First, just to clear up some confusion—neither the fiducial scans, nor the sensors that are used for them, are new or temporary, and they’re not going away either. Every Form 2 ever made has had a fiducial board and (apart from a few beta releases around launch) every firmware we’ve ever released has included fiducial scans on every layer. I’m not sure what @fantasy2 saw, but I’m afraid they must have been mistaken when they said a new printer was lacking those sensors; that’s just not the case. Every print you (or I!) have ever done on a Form 2 included these scans.
Fiducial scans are an important part of the printer’s optical system, and doing them every layer really does benefit the results. For a variety of reasons (thermal expansion of the printer components and frame, wear and tear on the galvos over time, electrical fluctuations, and more) the galvo mirrors that aim the laser will drift away from their initial position. Fiducial scans let us detect and compensate for that drift and keep the laser on target, to ensure that your part prints as designed. If the fiducial system breaks down, layers won’t always line up from one to the next. This might result in a strange “wobbly” quality to the part, or in extreme cases, parts will start skewing across the platform into a curved or parallelogram shape.
The fiducial sensors are located at the corners of the optical window—or more specifically, outside those corners. When we aim the laser at the fiducial sensors, the laser spot itself is well away from the window or the tank. Although some scattered stray light is visible coming up through the tank, it’s a tiny fraction of the laser’s total energy, so it shouldn’t be an issue for your resin. If you do notice any half-cured gunk in your tank (with no print failure to explain it,) then please let us know—it could mean that your particular printer is having an issue or aiming at the wrong spot when performing a scan.
As for your print time discrepancies: although fiducial scans do add a tiny bit of print time—and, as you say, the time cost will be a greater percentage of the whole the smaller the surface area of each layer—that time is only a few seconds per layer and should really be negligible in almost every case. We haven’t changed fiducial behavior lately, so the scans are only adding as much to your print time as they always have. There are a lot of things that can extend print time, but by far the most common reason a print might be longer than PreForm’s estimate are pauses for tank level sensing and for resin dispensing.

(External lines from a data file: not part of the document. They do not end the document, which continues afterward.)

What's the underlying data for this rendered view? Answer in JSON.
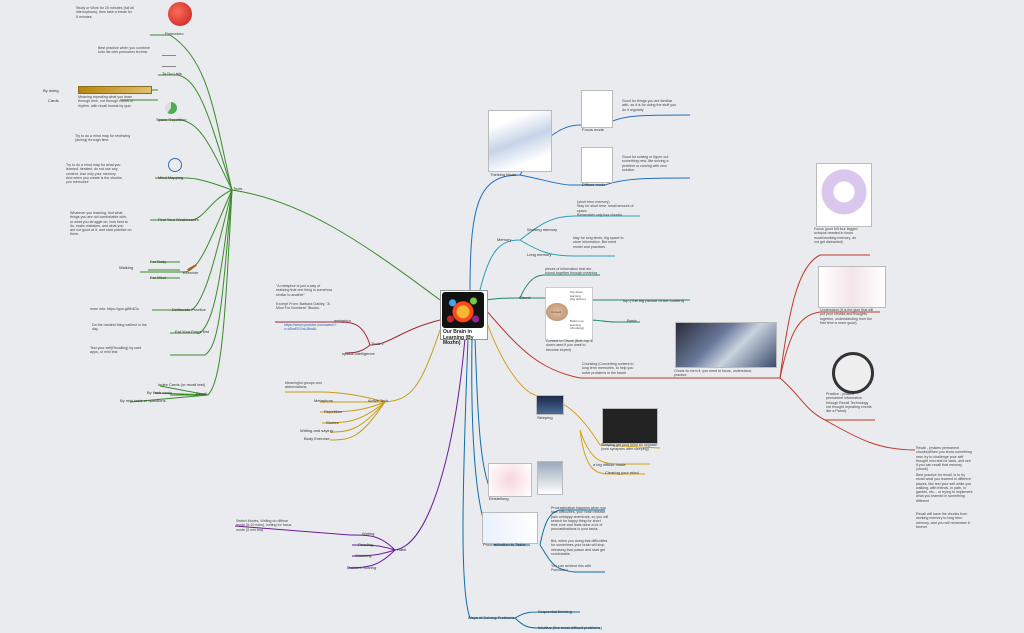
{
  "center": {
    "title": "Our Brain in\nLearning (By\nMozhn)"
  },
  "colors": {
    "tools": "#3a8a2a",
    "memory": "#1f6fc4",
    "chunk": "#c0392b",
    "insight": "#8e44ad",
    "metaphor": "#b8860b",
    "practice": "#c0392b",
    "sleep": "#d4a017",
    "habit": "#6a1b9a",
    "procr": "#0e6ea8"
  },
  "tools": {
    "label": "Tools",
    "pomodoro": {
      "label": "Pomodoro",
      "note": "Study or Work for 25 minutes (full all\ninterruptions), then take a break for\n5 minutes"
    },
    "todo": {
      "label": "To Do Lists",
      "note": "Best practice when you combine\ntodo list with pomodoro technic"
    },
    "spaced": {
      "label": "Space Repetition",
      "note": "Meaning repeating what you learn\nthrough time, not through courts or\nrhythm, with recall boosts by quiz"
    },
    "spaced_leaves": [
      "By doing",
      "Cards"
    ],
    "mindmap": {
      "label": "Mind Mapping",
      "note1": "Try to do a mind map for reviewing\n(during) through time.",
      "note2": "Try to do a mind map for what you\nlearned, iterated, do not use any\ncontent. Use only your memory\nAnd when you create is the chunks\nyou memorize"
    },
    "weak": {
      "label": "Find Your Weaknesses",
      "note": "Whatever you learning, find what\nthings you are not comfortable with,\nor what you struggle on, how best to\ndo, make mistakes, and what you\nare not good at it, and start practice on\nthem."
    },
    "exercise": {
      "label": "Exercise",
      "leaves": [
        "For Body",
        "Walking",
        "For Mind"
      ]
    },
    "deliberate": {
      "label": "Deliberate Practice",
      "note": "more info: https://goo.gl/ifb4Ds"
    },
    "eat": {
      "label": "Eat Your Frogs first",
      "note": "Do the hardest thing earliest in the\nday."
    },
    "test": {
      "label": "Test your self",
      "note": "Test your self(Recalling) by card\napps, or mini test"
    },
    "recall": {
      "label": "Recall",
      "leaves": [
        "Index Cards (or recall test)",
        "By flash cards",
        "By mini tests or questions"
      ]
    }
  },
  "metaphor": {
    "label": "Tools 2",
    "quote": "\"A metaphor is just a way of\nrealizing that one thing is somehow\nsimilar to another\"",
    "excerpt": "Excerpt From: Barbara Oakley, \"A\nMind For Numbers\" iBooks.",
    "link": "https://www.youtube.com/watch?\nv=d5mEEOwUBsdA",
    "leaves": [
      "metaphor",
      "spatial intelligence"
    ]
  },
  "active": {
    "label": "Active Tech",
    "note": "Meaningful groups and\nabbreviations",
    "leaves": [
      "Metaphors",
      "Repetition",
      "Stories",
      "Writing and saying",
      "Body Exercise"
    ]
  },
  "habit": {
    "label": "Habit",
    "note": "Switch Modes, Writing do diffuse\nmode (5-10 mins), writing for focus\nmode (5 min tea)",
    "leaves": [
      "Writing",
      "Reading",
      "Watching",
      "Problem Solving"
    ]
  },
  "thinking": {
    "label": "Thinking Mode",
    "focus": {
      "label": "Focus mode",
      "note": "Good for things you are familiar\nwith, as it is for doing the stuff you\ndo it regularly"
    },
    "diffuse": {
      "label": "Diffuse mode",
      "note": "Good for solving or figure out\nsomething new, like solving a\nproblem or coming with new\nsolution"
    }
  },
  "memory": {
    "label": "Memory",
    "working": {
      "label": "Working memory",
      "note": "(short term memory)\nStay for short time, small amount of\nspace.\nRemember only four chunks"
    },
    "long": {
      "label": "Long memory",
      "note": "stay for long times, big space to\nstore information. But need\nmodel and practices"
    }
  },
  "chunk": {
    "label": "Chunk",
    "top": "pieces of information that are\nbound together through meaning",
    "bigpic": "Top (The big picture of the content)",
    "basic": "Basic",
    "context": "Context to Chunk (Both top &\ndown used if you want to\nbecome expert)",
    "diagram": {
      "top": "Top down\nlearning\n(big picture)",
      "context": "Context",
      "bottom": "Bottom up\nlearning\n(chunking)"
    },
    "chunking": "Chunking (Converting content to\nlong term memories, to help you\nsolve problems in the future",
    "image_caption": "Chunk do form it, you need to focus, understand,\npractice",
    "focus": "Focus (your full four legged\noctopus needed in focus\nmode/working memory, do\nnot get distracted)",
    "understand": "Understand (It is the glue that will\nput your chunks and thoughts\ntogether, understanding from the\nfirst time is more good)",
    "practice": "Practice - (makes\npermanent information\nthrough Recall Technology\nnot thought repeating events\nlike a Parrot)",
    "recall_notes": [
      "Recall - (makes permanent\nchunks)When you know something\nnew, try to challenge your self\nthought mini test for facts, and see\nif you can recall that memory\n(chunk)",
      "Best practice for recall, is to try\nrecall what you learned in different\nplaces, like test your self while you\nwalking, with friends, in path, in\ngarden, etc... or trying to implement\nwhat you learned in something\ndifferent",
      "Recall will have the chunks from\nworking memory to long term\nmemory, and you will remember it\nforever"
    ]
  },
  "sleep": {
    "label": "Sleeping",
    "note": "Sleeping get your mind an upgrade\n(new synapses after sleeping)",
    "leaves": [
      "a big diffuse mode",
      "Clearing your mind"
    ]
  },
  "einstellung": {
    "label": "Einstellung"
  },
  "procr": {
    "label": "Procrastination to Tasks",
    "notes": [
      "Procrastination happens when you\nface difficulties, your brain release\npain unhappy chemicals, so you will\nsearch for happy thing for short\ntime cure and thats done a lot of\nprocrastinations in your tasks.",
      "But, when you doing that difficulties\nfor sometimes your brain will stop\nreleasing that poison and start get\ncomfortable.",
      "You can achieve this with\nPomodoro"
    ]
  },
  "ways": {
    "label": "Ways of Solving Problems",
    "leaves": [
      "Sequential thinking",
      "Intuitive (the most difficult problems)"
    ]
  }
}
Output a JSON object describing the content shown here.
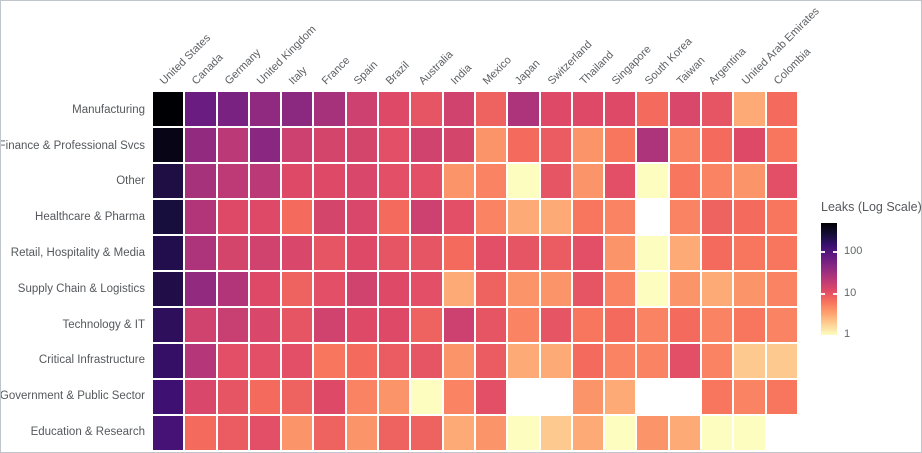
{
  "chart_data": {
    "type": "heatmap",
    "scale": "log",
    "vmin": 1,
    "vmax": 500,
    "missing_color": "#ffffff",
    "colormap_name": "magma-reversed-dark-is-high",
    "colormap": [
      "#000004",
      "#140e36",
      "#3b0f70",
      "#641a80",
      "#8c2981",
      "#b73779",
      "#de4968",
      "#f7705c",
      "#fe9f6d",
      "#fecf92",
      "#fcfdbf"
    ],
    "categories": [
      "United States",
      "Canada",
      "Germany",
      "United Kingdom",
      "Italy",
      "France",
      "Spain",
      "Brazil",
      "Australia",
      "India",
      "Mexico",
      "Japan",
      "Switzerland",
      "Thailand",
      "Singapore",
      "South Korea",
      "Taiwan",
      "Argentina",
      "United Arab Emirates",
      "Colombia"
    ],
    "rows": [
      {
        "label": "Manufacturing",
        "values": [
          500,
          70,
          55,
          40,
          42,
          28,
          16,
          12,
          10,
          15,
          8,
          26,
          12,
          12,
          12,
          7,
          13,
          10,
          3,
          7
        ]
      },
      {
        "label": "Finance & Professional Svcs",
        "values": [
          400,
          38,
          21,
          43,
          16,
          14,
          14,
          11,
          15,
          14,
          4,
          7,
          9,
          4,
          6,
          26,
          5,
          7,
          12,
          6
        ]
      },
      {
        "label": "Other",
        "values": [
          230,
          28,
          20,
          21,
          12,
          12,
          13,
          11,
          11,
          4,
          5,
          1,
          10,
          4,
          11,
          1,
          6,
          5,
          4,
          11
        ]
      },
      {
        "label": "Healthcare & Pharma",
        "values": [
          250,
          24,
          12,
          12,
          7,
          14,
          13,
          7,
          16,
          11,
          5,
          3,
          3,
          6,
          5,
          null,
          5,
          8,
          7,
          6
        ]
      },
      {
        "label": "Retail, Hospitality & Media",
        "values": [
          210,
          26,
          14,
          15,
          13,
          10,
          12,
          10,
          10,
          7,
          11,
          10,
          9,
          11,
          4,
          1,
          3,
          7,
          6,
          6
        ]
      },
      {
        "label": "Supply Chain & Logistics",
        "values": [
          220,
          38,
          24,
          12,
          8,
          11,
          15,
          12,
          11,
          3,
          8,
          4,
          4,
          10,
          5,
          1,
          4,
          3,
          4,
          5
        ]
      },
      {
        "label": "Technology & IT",
        "values": [
          180,
          15,
          17,
          13,
          10,
          15,
          12,
          12,
          8,
          16,
          10,
          5,
          10,
          6,
          7,
          5,
          7,
          5,
          6,
          5
        ]
      },
      {
        "label": "Critical Infrastructure",
        "values": [
          160,
          23,
          11,
          11,
          11,
          6,
          7,
          9,
          10,
          4,
          9,
          3,
          3,
          7,
          5,
          5,
          11,
          5,
          2,
          2
        ]
      },
      {
        "label": "Government & Public Sector",
        "values": [
          140,
          13,
          10,
          7,
          8,
          12,
          5,
          4,
          1,
          5,
          11,
          null,
          null,
          4,
          3,
          null,
          null,
          6,
          5,
          6
        ]
      },
      {
        "label": "Education & Research",
        "values": [
          120,
          7,
          9,
          11,
          4,
          8,
          4,
          8,
          8,
          3,
          4,
          1,
          2,
          3,
          1,
          4,
          3,
          1,
          1,
          null
        ]
      }
    ],
    "legend": {
      "title": "Leaks (Log Scale)",
      "ticks": [
        {
          "label": "100",
          "value": 100
        },
        {
          "label": "10",
          "value": 10
        },
        {
          "label": "1",
          "value": 1
        }
      ]
    },
    "xlabel": "",
    "ylabel": "",
    "grid": false,
    "legend_position": "right"
  }
}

Because these parts of the print are non-deterministic and can’t be calculated beforehand, they’re left out of PreForm’s estimate, and will always result in a print time slightly longer than the prediction. On a healthy printer with a full cartridge of resin, the time difference will be about 5-10% (and always has been). If the printer’s level-sense system is having trouble (for instance, if there’s resin on the sensor panel) or if the cartridge is getting low and dispenses slowly, the discrepancy will grow. We’re currently working on revising our estimates to include an approximate allowance for levelsense (based on averages of similar prints) which you can try out by opting in to our beta program, but since it’s based on global averages, it won’t help if your particular printer is having trouble. PreForm simply has no way to know that that will happen when it calculates the print time.

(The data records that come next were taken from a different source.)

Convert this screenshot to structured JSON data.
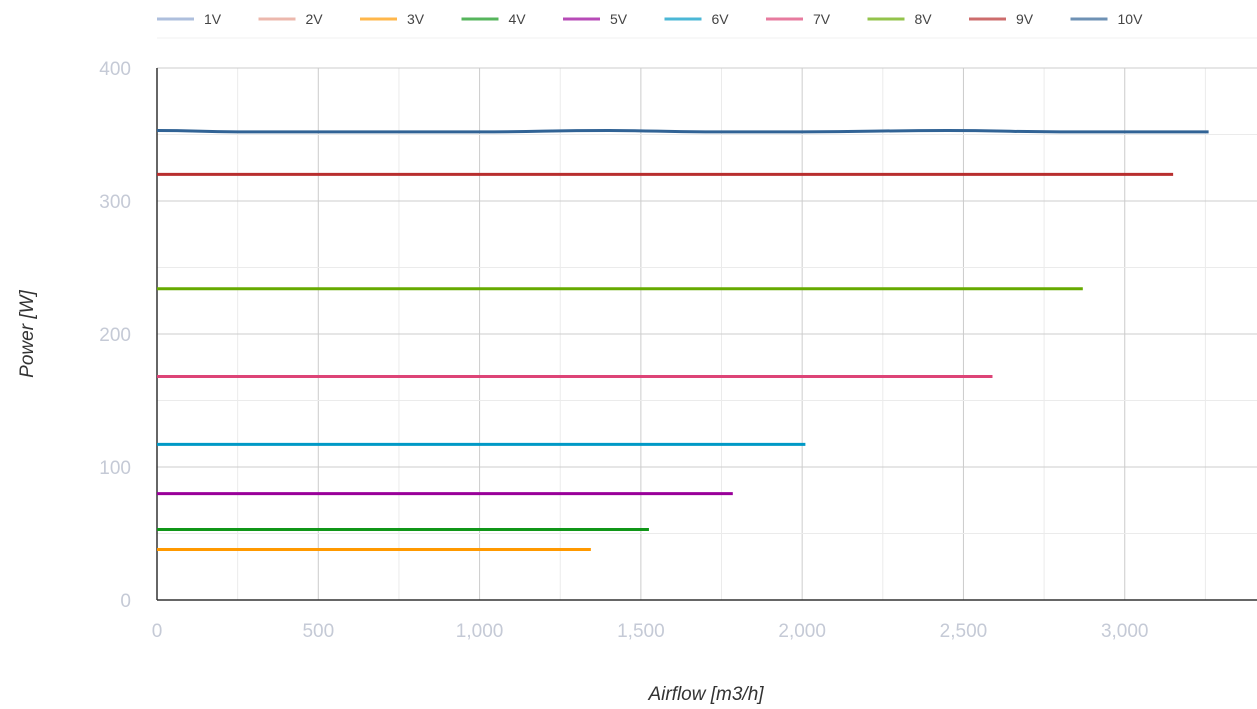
{
  "chart_data": {
    "type": "line",
    "xlabel": "Airflow [m3/h]",
    "ylabel": "Power [W]",
    "xlim": [
      0,
      3400
    ],
    "ylim": [
      0,
      400
    ],
    "x_ticks": [
      "0",
      "500",
      "1,000",
      "1,500",
      "2,000",
      "2,500",
      "3,000"
    ],
    "x_tick_values": [
      0,
      500,
      1000,
      1500,
      2000,
      2500,
      3000
    ],
    "y_ticks": [
      "0",
      "100",
      "200",
      "300",
      "400"
    ],
    "y_tick_values": [
      0,
      100,
      200,
      300,
      400
    ],
    "grid": true,
    "legend_position": "top",
    "series": [
      {
        "name": "1V",
        "color": "#8da4cf",
        "x": [],
        "y": []
      },
      {
        "name": "2V",
        "color": "#e59b8b",
        "x": [],
        "y": []
      },
      {
        "name": "3V",
        "color": "#ff9900",
        "x": [
          0,
          1345
        ],
        "y": [
          38,
          38
        ]
      },
      {
        "name": "4V",
        "color": "#109618",
        "x": [
          0,
          1525
        ],
        "y": [
          53,
          53
        ]
      },
      {
        "name": "5V",
        "color": "#990099",
        "x": [
          0,
          1785
        ],
        "y": [
          80,
          80
        ]
      },
      {
        "name": "6V",
        "color": "#0099c6",
        "x": [
          0,
          2010
        ],
        "y": [
          117,
          117
        ]
      },
      {
        "name": "7V",
        "color": "#dd4477",
        "x": [
          0,
          2590
        ],
        "y": [
          168,
          168
        ]
      },
      {
        "name": "8V",
        "color": "#66aa00",
        "x": [
          0,
          2870
        ],
        "y": [
          234,
          234
        ]
      },
      {
        "name": "9V",
        "color": "#b82e2e",
        "x": [
          0,
          3150
        ],
        "y": [
          320,
          320
        ]
      },
      {
        "name": "10V",
        "color": "#316395",
        "x": [
          0,
          250,
          500,
          1000,
          1400,
          1700,
          2000,
          2450,
          2800,
          3000,
          3260
        ],
        "y": [
          353,
          352,
          352,
          352,
          353,
          352,
          352,
          353,
          352,
          352,
          352
        ]
      }
    ]
  }
}
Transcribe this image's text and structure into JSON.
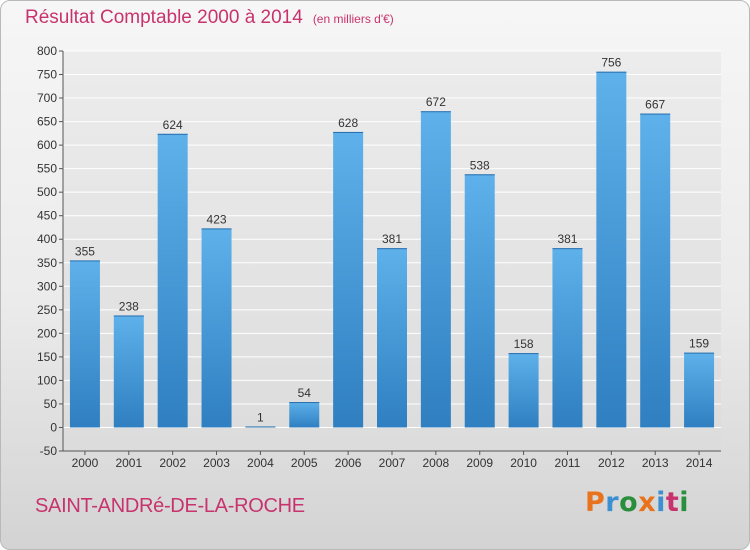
{
  "title": "Résultat Comptable 2000 à 2014",
  "unit_note": "(en milliers d'€)",
  "place_name": "SAINT-ANDRé-DE-LA-ROCHE",
  "logo": {
    "letters": [
      "P",
      "r",
      "o",
      "x",
      "i",
      "t",
      "i"
    ],
    "colors": [
      "#e8731c",
      "#3c8fd0",
      "#2a8f3c",
      "#e8731c",
      "#3c8fd0",
      "#c8336e",
      "#2a8f3c"
    ]
  },
  "colors": {
    "bar_top": "#5eb1ea",
    "bar_bottom": "#2f7fc1",
    "title": "#c8336e"
  },
  "chart_data": {
    "type": "bar",
    "title": "Résultat Comptable 2000 à 2014",
    "subtitle": "(en milliers d'€)",
    "xlabel": "",
    "ylabel": "",
    "categories": [
      "2000",
      "2001",
      "2002",
      "2003",
      "2004",
      "2005",
      "2006",
      "2007",
      "2008",
      "2009",
      "2010",
      "2011",
      "2012",
      "2013",
      "2014"
    ],
    "values": [
      355,
      238,
      624,
      423,
      1,
      54,
      628,
      381,
      672,
      538,
      158,
      381,
      756,
      667,
      159
    ],
    "ylim": [
      -50,
      800
    ],
    "yticks": [
      -50,
      0,
      50,
      100,
      150,
      200,
      250,
      300,
      350,
      400,
      450,
      500,
      550,
      600,
      650,
      700,
      750,
      800
    ],
    "grid": true,
    "data_labels": true
  }
}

I see we already suggested opening a support case to check on the strange dispense motor behavior you saw (which definitely isn’t normal)—if you did so, then I’d definitely encourage you to check with your support agent about what might be affecting level-sensing or dispense on your printer and causing these extra-long prints. I can tell you that I’m confident that fiducial scans aren’t the source of the trouble.
I hope this helps! Please let me know if I can explain anything else and I’ll be happy to keep the discussion going.